Woher kommt diese Einteilung? Geht sie vielleicht auf die römische Mischverfassung zurück, in der bestimmte Stände (Senat) sowie Städte (Bürger Roms) ein Mitspracherecht hatten?
 
Erstens dauerte das Mittelalter eine ganze Weile und da wird es sicherlich je nach betrachtetem Zeitraum Unterschiede geben.

Zweitens gab es im Mittelalter in Europa unterschiedliche Länder bzw. Reiche, in denen die Entwicklungen unterschiedlich verliefen.

Bevor man deine Frage also beantwortet, solltest du sie vielleicht etwas einschränken. Ansonsten wird das wohl etwas oberflächlich oder nur ein Stückwerk aus verschiedenen Beispielen ohne echten Bezug zueienander bleiben.

Für das heilige römische Reich möchte ich mal annehmen, dass da durchaus ein paar römische Traditionen hängengeblieben sind. Aber das war mit Sicherheit nicht alles. Auch germanische Traditionen wurden mit Sicherheit nicht einfach aufgegeben. Deutlich wird das z. B. an den ganzen Prozeduren der Königswahlen. Das Wahlkönigtum entsprang mehr der germanischen Tradition, das Erbkönigtum der römischen. Man musste dann Wege finden, beides miteinander zu vereinbaren (das ist jetzt natürlich sehr vereinfacht).

Bei der Mitsprache bestimmter Personen beim "Regieren" wird das ähnlich gewesen sein. Auch hier hier mussten wohl römische und germanische Traditionslinien unter einen Hut gebracht werden. Das war aber mit Sicherheit ein Prozess, der sich hinzog und Veränderungen unterworfen war. Deshalb rege ich einfach nochmal eine etwas konkretere Fragestellung (Zeitraum, Region) an.

Viele Grüße

Bernd
 
Im Mittelalter hatten die Stände, in Form iher Versammlungen, immer bestimmte (mitsprache)rechte gegenüber den Potentaten und Herrschern. Woher kommt diese Einteilung? Geht sie vielleicht auf die römische Mischverfassung zurück, in der bestimmte Stände (Senat) sowie Städte (Bürger Roms) ein Mitspracherecht hatten?

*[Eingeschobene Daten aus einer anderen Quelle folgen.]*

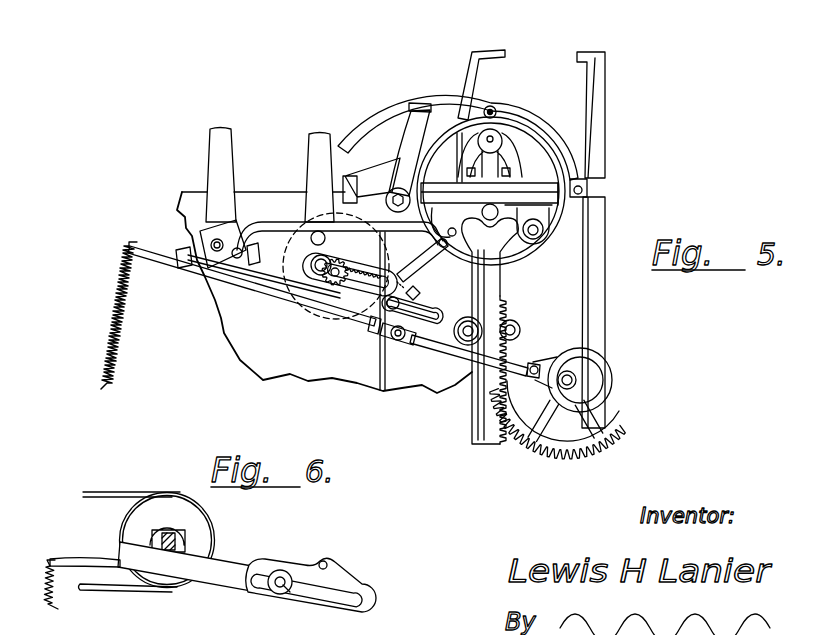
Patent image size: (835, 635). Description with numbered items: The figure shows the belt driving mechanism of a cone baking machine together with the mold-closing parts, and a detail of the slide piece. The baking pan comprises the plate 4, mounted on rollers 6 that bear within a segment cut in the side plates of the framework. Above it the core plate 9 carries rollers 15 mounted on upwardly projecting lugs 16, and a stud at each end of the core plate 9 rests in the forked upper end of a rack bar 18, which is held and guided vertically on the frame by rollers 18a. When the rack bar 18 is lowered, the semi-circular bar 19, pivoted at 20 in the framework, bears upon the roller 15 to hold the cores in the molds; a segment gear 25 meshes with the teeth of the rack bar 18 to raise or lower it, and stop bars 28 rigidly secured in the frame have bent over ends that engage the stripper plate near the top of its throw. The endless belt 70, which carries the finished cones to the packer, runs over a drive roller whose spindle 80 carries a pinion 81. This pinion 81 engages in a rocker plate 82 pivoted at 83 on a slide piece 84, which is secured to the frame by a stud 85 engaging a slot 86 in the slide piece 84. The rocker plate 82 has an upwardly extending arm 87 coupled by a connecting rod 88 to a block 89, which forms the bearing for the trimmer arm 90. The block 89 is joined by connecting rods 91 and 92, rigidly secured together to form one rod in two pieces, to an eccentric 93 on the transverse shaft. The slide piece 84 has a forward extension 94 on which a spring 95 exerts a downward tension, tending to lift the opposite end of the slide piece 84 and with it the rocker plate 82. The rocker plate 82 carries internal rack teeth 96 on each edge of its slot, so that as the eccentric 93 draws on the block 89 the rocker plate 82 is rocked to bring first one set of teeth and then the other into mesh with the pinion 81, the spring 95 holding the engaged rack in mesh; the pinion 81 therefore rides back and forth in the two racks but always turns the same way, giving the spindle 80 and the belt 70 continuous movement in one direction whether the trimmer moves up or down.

In FIG. 5, the plate 4 is at (546, 205).
In FIG. 5, the rollers 6 is at (543, 234).
In FIG. 5, the core plate 9 is at (527, 190).
In FIG. 5, the rollers 15 is at (497, 118).
In FIG. 5, the lugs 16 is at (496, 158).
In FIG. 5, the rack bar 18 is at (492, 277).
In FIG. 5, the rollers 18a is at (518, 330).
In FIG. 5, the semi-circular bar 19 is at (381, 108).
In FIG. 5, the pivot 20 is at (588, 185).
In FIG. 5, the segment gear 25 is at (603, 432).
In FIG. 5, the stop bars 28 is at (468, 70).
In FIG. 6, the belt 70 is at (124, 491).
In FIG. 5, the spindle 80 is at (320, 272).
In FIG. 5, the pinion 81 is at (338, 266).
In FIG. 5, the rocker plate 82 is at (384, 272).
In FIG. 5, the pivot 83 is at (421, 293).
In FIG. 6, the pivot 83 is at (326, 561).
In FIG. 6, the slide piece 84 is at (355, 582).
In FIG. 5, the stud 85 is at (377, 324).
In FIG. 6, the stud 85 is at (283, 574).
In FIG. 6, the slot 86 is at (348, 598).
In FIG. 5, the arm 87 is at (437, 268).
In FIG. 5, the connecting rod 88 is at (364, 229).
In FIG. 5, the block 89 is at (227, 232).
In FIG. 5, the arm 90 is at (212, 150).
In FIG. 5, the connecting rod 91 is at (335, 286).
In FIG. 5, the connecting rod 92 is at (451, 348).
In FIG. 5, the eccentric 93 is at (600, 373).
In FIG. 6, the forward extension 94 is at (210, 569).
In FIG. 5, the spring 95 is at (123, 328).
In FIG. 6, the spring 95 is at (61, 597).
In FIG. 5, the internal rack teeth 96 is at (355, 285).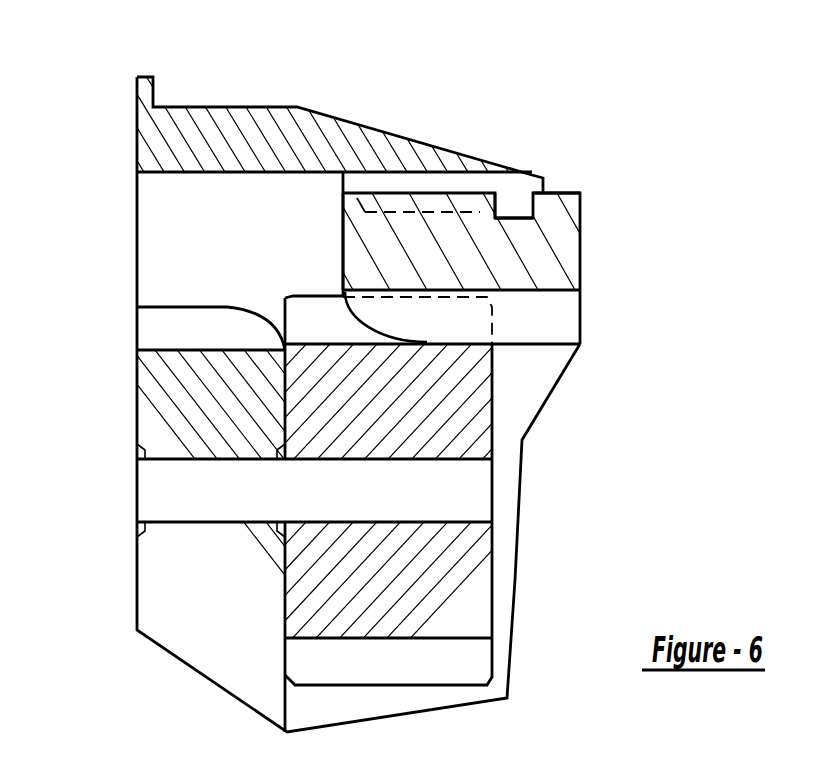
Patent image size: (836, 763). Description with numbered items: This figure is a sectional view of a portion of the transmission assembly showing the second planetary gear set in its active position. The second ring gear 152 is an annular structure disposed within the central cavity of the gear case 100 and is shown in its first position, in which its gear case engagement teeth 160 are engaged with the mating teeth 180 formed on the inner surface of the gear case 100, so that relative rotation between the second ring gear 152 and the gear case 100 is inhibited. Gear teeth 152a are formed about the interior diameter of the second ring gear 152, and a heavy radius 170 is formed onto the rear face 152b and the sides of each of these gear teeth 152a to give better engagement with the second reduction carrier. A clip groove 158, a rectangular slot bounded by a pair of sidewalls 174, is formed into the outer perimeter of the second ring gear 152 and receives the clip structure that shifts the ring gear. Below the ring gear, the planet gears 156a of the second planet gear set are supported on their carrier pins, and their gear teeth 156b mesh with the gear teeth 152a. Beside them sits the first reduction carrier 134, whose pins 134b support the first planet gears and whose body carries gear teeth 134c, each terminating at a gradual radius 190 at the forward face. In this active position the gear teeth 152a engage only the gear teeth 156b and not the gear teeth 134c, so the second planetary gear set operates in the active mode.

The gear case 100 is at (246, 135).
The first reduction carrier 134 is at (180, 410).
The pins 134b is at (233, 490).
The gear teeth 134c is at (198, 322).
The second ring gear 152 is at (552, 258).
The gear teeth 152a is at (553, 320).
The rear face 152b is at (343, 245).
The planet gears 156a is at (418, 582).
The gear teeth 156b is at (305, 320).
The clip groove 158 is at (514, 194).
The gear case engagement teeth 160 is at (490, 203).
The heavy radius 170 is at (383, 330).
The sidewalls 174 is at (537, 205).
The mating teeth 180 is at (350, 190).
The gradual radius 190 is at (285, 350).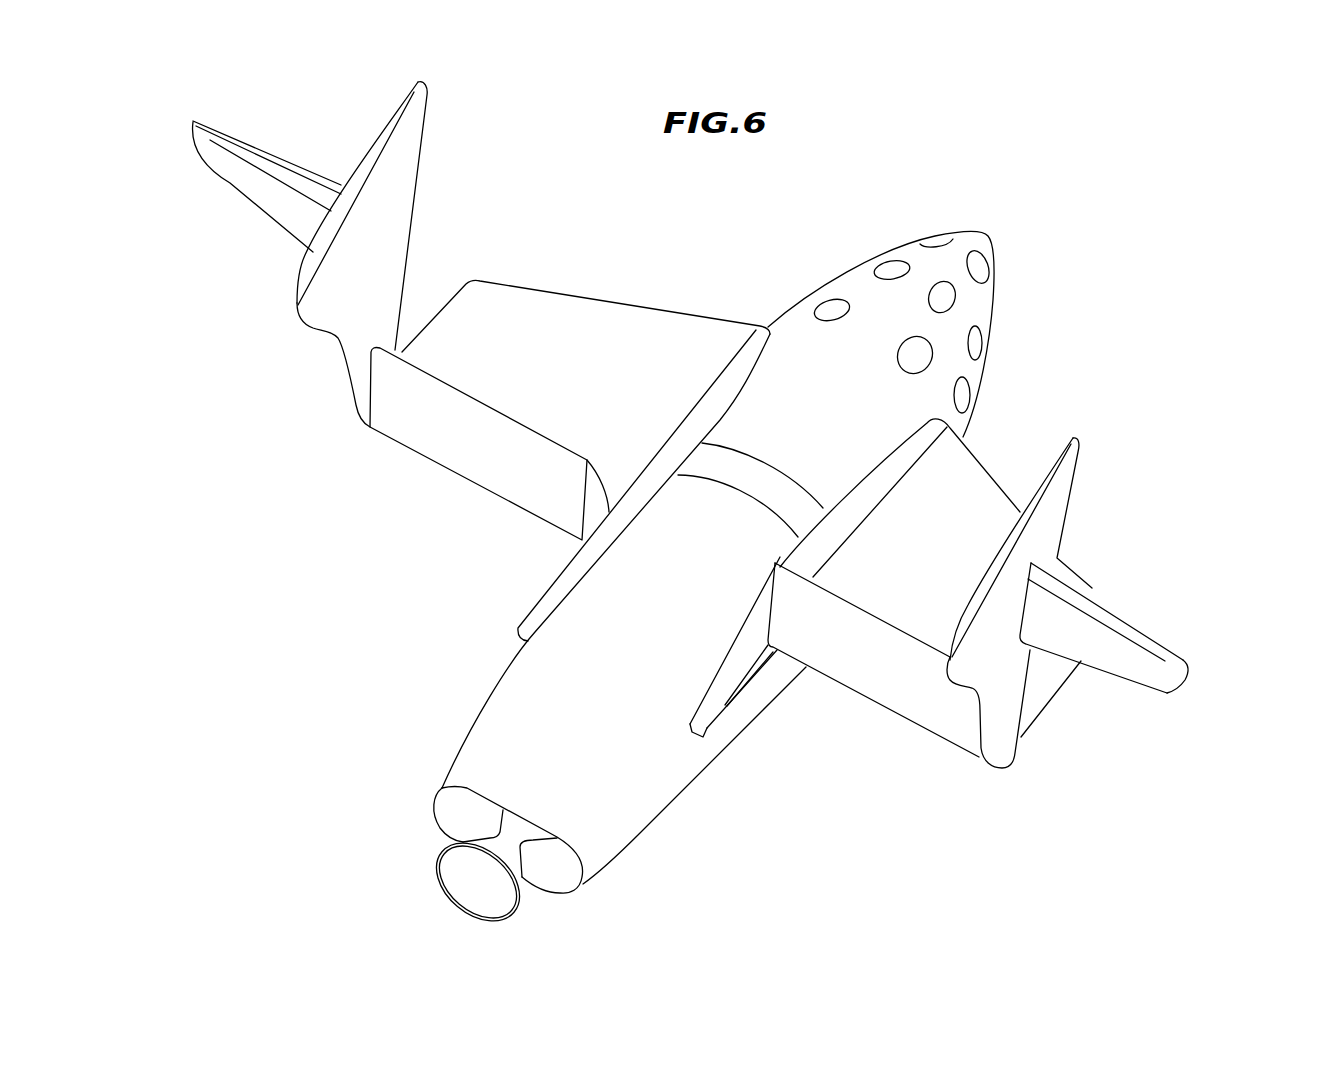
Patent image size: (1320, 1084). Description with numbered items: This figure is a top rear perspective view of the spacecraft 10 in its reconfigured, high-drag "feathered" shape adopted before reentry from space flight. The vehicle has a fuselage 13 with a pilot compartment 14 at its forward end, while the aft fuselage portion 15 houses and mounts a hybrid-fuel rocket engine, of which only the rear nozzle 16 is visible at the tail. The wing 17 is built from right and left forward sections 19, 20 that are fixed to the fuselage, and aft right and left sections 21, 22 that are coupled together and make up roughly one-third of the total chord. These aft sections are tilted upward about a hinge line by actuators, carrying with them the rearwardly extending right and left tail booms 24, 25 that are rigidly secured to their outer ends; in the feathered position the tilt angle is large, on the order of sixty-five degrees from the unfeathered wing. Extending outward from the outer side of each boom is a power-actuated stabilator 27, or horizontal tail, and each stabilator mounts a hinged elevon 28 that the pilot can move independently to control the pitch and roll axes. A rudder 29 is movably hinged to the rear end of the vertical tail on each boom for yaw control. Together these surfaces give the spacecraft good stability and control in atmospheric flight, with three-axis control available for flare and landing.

Ein Recht zur Beratung des Kaisers und zur Mitsprache in Reichsangelegenheiten hatten im mittelalterlichen Deutschen Reich die Fürsten und Grafen mit Reichsstandschaft, also diejenigen, die eine Viril- oder Kuriatstimme im Reichstag führen durften. Im späten Mittelalter kam noch die Städtebank hinzu, die die Reichsstädte besetzen durften.

Dass die Großen eines Landes an der Regierung beteiligt waren, dem konnte sich ein Herrscher schwerlich entziehen. Andernfalls wären Revolten und Erhebungen ausgebrochen, sodass jeder König darauf sehen musste, die Macht zwischen Herrscher und Adel klug auszubalancieren. Das gelang einigen sehr gut, anderen weniger.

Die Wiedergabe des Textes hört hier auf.